Латыгин, шатаясь, повернулся и пошел. Он прошел через буфет и через багажное отделение и вышел на крыльцо вокзала. Туман сгущался, и фонари тусклыми пятнами мерцали словно из-под воды. Прямо перед вокзалом серой громадой в тумане высился корпус гостиницы, где Латыгин только что провел несколько часов с Адой. Дальше лабиринтом крыш, стен, куполов и телеграфных проводов простирался весь город, тот самый ненавистный город, где прошли для Латыгина два мучительных года нужды и унижений, годы, в которых, как золотой мираж, сияли письма Ады, приходившие откуда-то издалека, словно из другого мира. Таких писем больше не придет, таких – никогда! И вот там, дальше в этом лабиринте, где есть пустая уличка, есть покривившиеся ворота, за ними грязный двор и на нем, во флигеле, над погребами, квартира, где теперь две женщины, Лизочка и ее мать, что-то думают или что-то говорят о муже и об отце.

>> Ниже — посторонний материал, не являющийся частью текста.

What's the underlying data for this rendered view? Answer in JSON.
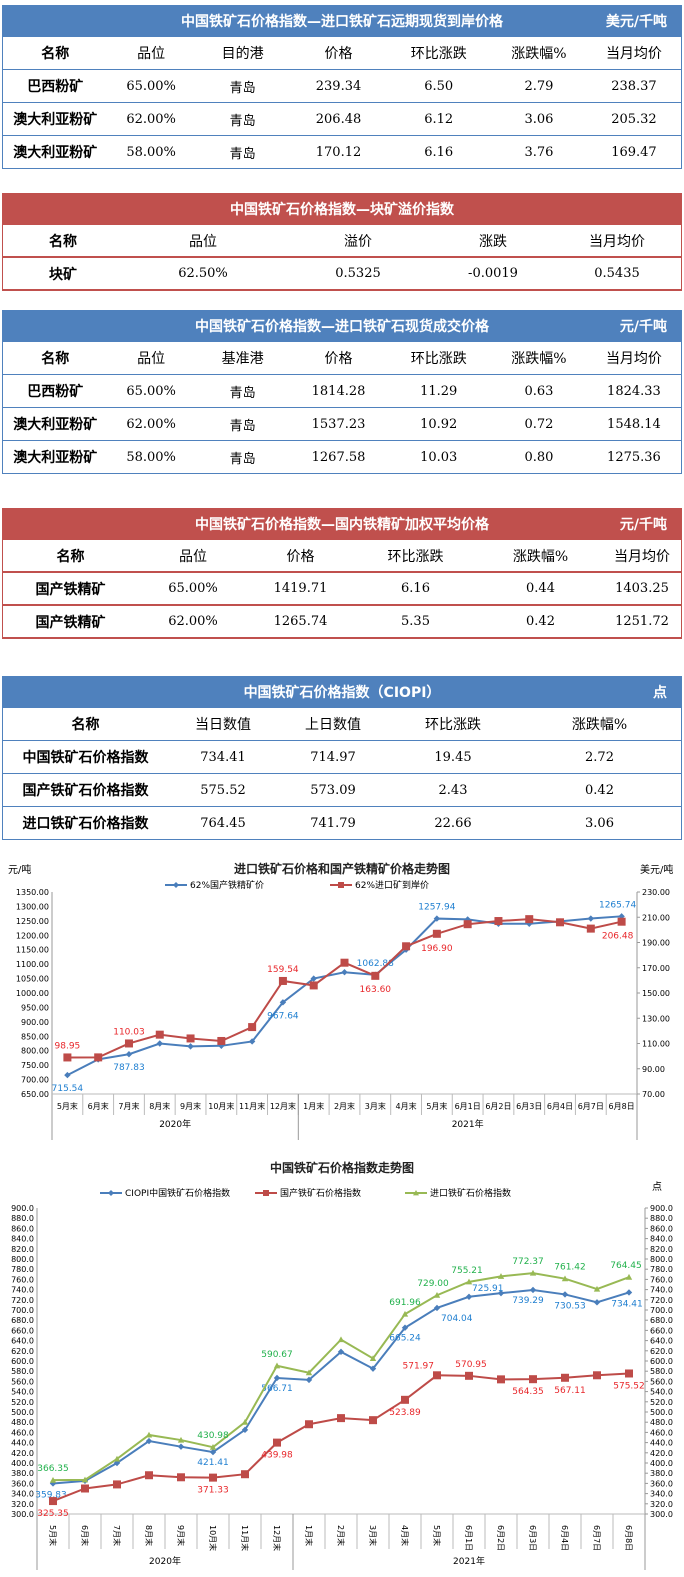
{
  "colors": {
    "blue_header": "#4f81bd",
    "red_header": "#c0504d",
    "series_blue": "#4a7ebb",
    "series_red": "#be4b48",
    "series_green": "#98b954"
  },
  "tables": [
    {
      "title": "中国铁矿石价格指数—进口铁矿石远期现货到岸价格",
      "unit": "美元/千吨",
      "theme": "blue",
      "headers": [
        "名称",
        "品位",
        "目的港",
        "价格",
        "环比涨跌",
        "涨跌幅%",
        "当月均价"
      ],
      "rows": [
        [
          "巴西粉矿",
          "65.00%",
          "青岛",
          "239.34",
          "6.50",
          "2.79",
          "238.37"
        ],
        [
          "澳大利亚粉矿",
          "62.00%",
          "青岛",
          "206.48",
          "6.12",
          "3.06",
          "205.32"
        ],
        [
          "澳大利亚粉矿",
          "58.00%",
          "青岛",
          "170.12",
          "6.16",
          "3.76",
          "169.47"
        ]
      ]
    },
    {
      "title": "中国铁矿石价格指数—块矿溢价指数",
      "unit": "",
      "theme": "red",
      "headers": [
        "名称",
        "品位",
        "溢价",
        "涨跌",
        "当月均价"
      ],
      "rows": [
        [
          "块矿",
          "62.50%",
          "0.5325",
          "-0.0019",
          "0.5435"
        ]
      ]
    },
    {
      "title": "中国铁矿石价格指数—进口铁矿石现货成交价格",
      "unit": "元/千吨",
      "theme": "blue",
      "headers": [
        "名称",
        "品位",
        "基准港",
        "价格",
        "环比涨跌",
        "涨跌幅%",
        "当月均价"
      ],
      "rows": [
        [
          "巴西粉矿",
          "65.00%",
          "青岛",
          "1814.28",
          "11.29",
          "0.63",
          "1824.33"
        ],
        [
          "澳大利亚粉矿",
          "62.00%",
          "青岛",
          "1537.23",
          "10.92",
          "0.72",
          "1548.14"
        ],
        [
          "澳大利亚粉矿",
          "58.00%",
          "青岛",
          "1267.58",
          "10.03",
          "0.80",
          "1275.36"
        ]
      ]
    },
    {
      "title": "中国铁矿石价格指数—国内铁精矿加权平均价格",
      "unit": "元/千吨",
      "theme": "red",
      "headers": [
        "名称",
        "品位",
        "价格",
        "环比涨跌",
        "涨跌幅%",
        "当月均价"
      ],
      "rows": [
        [
          "国产铁精矿",
          "65.00%",
          "1419.71",
          "6.16",
          "0.44",
          "1403.25"
        ],
        [
          "国产铁精矿",
          "62.00%",
          "1265.74",
          "5.35",
          "0.42",
          "1251.72"
        ]
      ]
    },
    {
      "title": "中国铁矿石价格指数（CIOPI）",
      "unit": "点",
      "theme": "blue",
      "headers": [
        "名称",
        "当日数值",
        "上日数值",
        "环比涨跌",
        "涨跌幅%"
      ],
      "rows": [
        [
          "中国铁矿石价格指数",
          "734.41",
          "714.97",
          "19.45",
          "2.72"
        ],
        [
          "国产铁矿石价格指数",
          "575.52",
          "573.09",
          "2.43",
          "0.42"
        ],
        [
          "进口铁矿石价格指数",
          "764.45",
          "741.79",
          "22.66",
          "3.06"
        ]
      ]
    }
  ],
  "chart_data": [
    {
      "type": "line",
      "title": "进口铁矿石价格和国产铁精矿价格走势图",
      "ylabel": "元/吨",
      "y2label": "美元/吨",
      "ylim": [
        650,
        1350
      ],
      "y2lim": [
        70,
        230
      ],
      "categories": [
        "5月末",
        "6月末",
        "7月末",
        "8月末",
        "9月末",
        "10月末",
        "11月末",
        "12月末",
        "1月末",
        "2月末",
        "3月末",
        "4月末",
        "5月末",
        "6月1日",
        "6月2日",
        "6月3日",
        "6月4日",
        "6月7日",
        "6月8日"
      ],
      "groups": [
        {
          "label": "2020年",
          "count": 8
        },
        {
          "label": "2021年",
          "count": 11
        }
      ],
      "series": [
        {
          "name": "62%国产铁精矿价",
          "axis": "left",
          "color": "#4a7ebb",
          "marker": "diamond",
          "values": [
            715.54,
            770,
            787.83,
            825,
            815,
            817,
            832,
            967.64,
            1050,
            1072,
            1062.88,
            1150,
            1257.94,
            1255,
            1240,
            1240,
            1248,
            1258,
            1265.74
          ],
          "labels": {
            "0": "715.54",
            "2": "787.83",
            "7": "967.64",
            "10": "1062.88",
            "12": "1257.94",
            "18": "1265.74"
          }
        },
        {
          "name": "62%进口矿到岸价",
          "axis": "right",
          "color": "#be4b48",
          "marker": "square",
          "values": [
            98.95,
            99,
            110.03,
            117,
            114,
            112,
            123,
            159.54,
            156,
            174,
            163.6,
            187,
            196.9,
            204.5,
            207,
            208.5,
            206,
            201,
            206.48
          ],
          "labels": {
            "0": "98.95",
            "2": "110.03",
            "7": "159.54",
            "10": "163.60",
            "12": "196.90",
            "18": "206.48"
          }
        }
      ],
      "grid": false,
      "legend": "top"
    },
    {
      "type": "line",
      "title": "中国铁矿石价格指数走势图",
      "y2label": "点",
      "ylim": [
        300,
        900
      ],
      "y2lim": [
        300,
        900
      ],
      "categories": [
        "5月末",
        "6月末",
        "7月末",
        "8月末",
        "9月末",
        "10月末",
        "11月末",
        "12月末",
        "1月末",
        "2月末",
        "3月末",
        "4月末",
        "5月末",
        "6月1日",
        "6月2日",
        "6月3日",
        "6月4日",
        "6月7日",
        "6月8日"
      ],
      "groups": [
        {
          "label": "2020年",
          "count": 8
        },
        {
          "label": "2021年",
          "count": 11
        }
      ],
      "series": [
        {
          "name": "CIOPI中国铁矿石价格指数",
          "color": "#4a7ebb",
          "marker": "diamond",
          "values": [
            359.83,
            365,
            400,
            443,
            432,
            421.41,
            465,
            566.71,
            563,
            618,
            585,
            665.24,
            704.04,
            725.91,
            733,
            739.29,
            730.53,
            715,
            734.41
          ],
          "labels": {
            "0": "359.83",
            "5": "421.41",
            "7": "566.71",
            "11": "665.24",
            "12": "704.04",
            "13": "725.91",
            "15": "739.29",
            "16": "730.53",
            "18": "734.41"
          }
        },
        {
          "name": "国产铁矿石价格指数",
          "color": "#be4b48",
          "marker": "square",
          "values": [
            325.35,
            350,
            358,
            376,
            372,
            371.33,
            378,
            439.98,
            476,
            488,
            484,
            523.89,
            571.97,
            570.95,
            564,
            564.35,
            567.11,
            572,
            575.52
          ],
          "labels": {
            "0": "325.35",
            "5": "371.33",
            "7": "439.98",
            "11": "523.89",
            "12": "571.97",
            "13": "570.95",
            "15": "564.35",
            "16": "567.11",
            "18": "575.52"
          }
        },
        {
          "name": "进口铁矿石价格指数",
          "color": "#98b954",
          "marker": "triangle",
          "values": [
            366.35,
            367,
            408,
            455,
            445,
            430.98,
            480,
            590.67,
            577,
            642,
            605,
            691.96,
            729.0,
            755.21,
            766,
            772.37,
            761.42,
            741,
            764.45
          ],
          "labels": {
            "0": "366.35",
            "5": "430.98",
            "7": "590.67",
            "11": "691.96",
            "12": "729.00",
            "13": "755.21",
            "15": "772.37",
            "16": "761.42",
            "18": "764.45"
          }
        }
      ],
      "grid": false,
      "legend": "top"
    }
  ]
}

«Они уверены, что я убежал от них, что я их бросил, – подумал Латыгин, – что я теперь, оставив их во мгле, в тумане, лечу куда-то к новой жизни и к свету, к счастию... Но я стою здесь, в той же самой мгле, в том же самом тумане, и сейчас пойду к ним, к этим женщинам, пойду, чтобы делить их горе и их стыд! А ведь я мог бы, действительно мог бы взять это счастие, пусть, может быть, на несколько недель только, только на несколько дней, но истинное, настоящее лучезарное счастие, какое довелось неожиданно повстречать в жизни... Боже мой! Почему же я от него отказался?»

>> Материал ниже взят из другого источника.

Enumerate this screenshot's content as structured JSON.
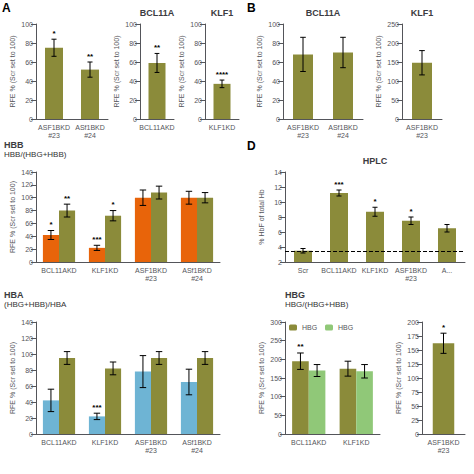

Мера того, что может вместить человек, была переполнена. Латыгин больше не владел собой. Он не знал, чего ему жалко, и не понимал, о ком его тоска: о себе самом, или об оскорбляемой им жене, или об Аде, над которой он дьявольски посмеялся, – плачет ли он о своем потерянном счастии или о несчастной судьбе жены, отдавшей ему свою любовь, свою жизнь и узнавшей сегодня, что он променял ее на какую-то понравившуюся ему другую женщину, или, наконец, о грубо разбитых, варварски растоптанных надеждах наивной, доверчивой девочки, приехавшей отдать свою жизнь, и свою душу, и свое тело, но только он плакал. Прислонившись к сырой стене вокзала, жалкий «Моцарт» рыдал безнадежно, неутешающими рыданиями, и его слезы, падая на грязный помост, смешиваясь с вечерней сыростью, расплываясь мутной лужей по пальто, и вместе с влагой тумана, оседавшей из воздуха, – стекали на серые булыжники мостовой.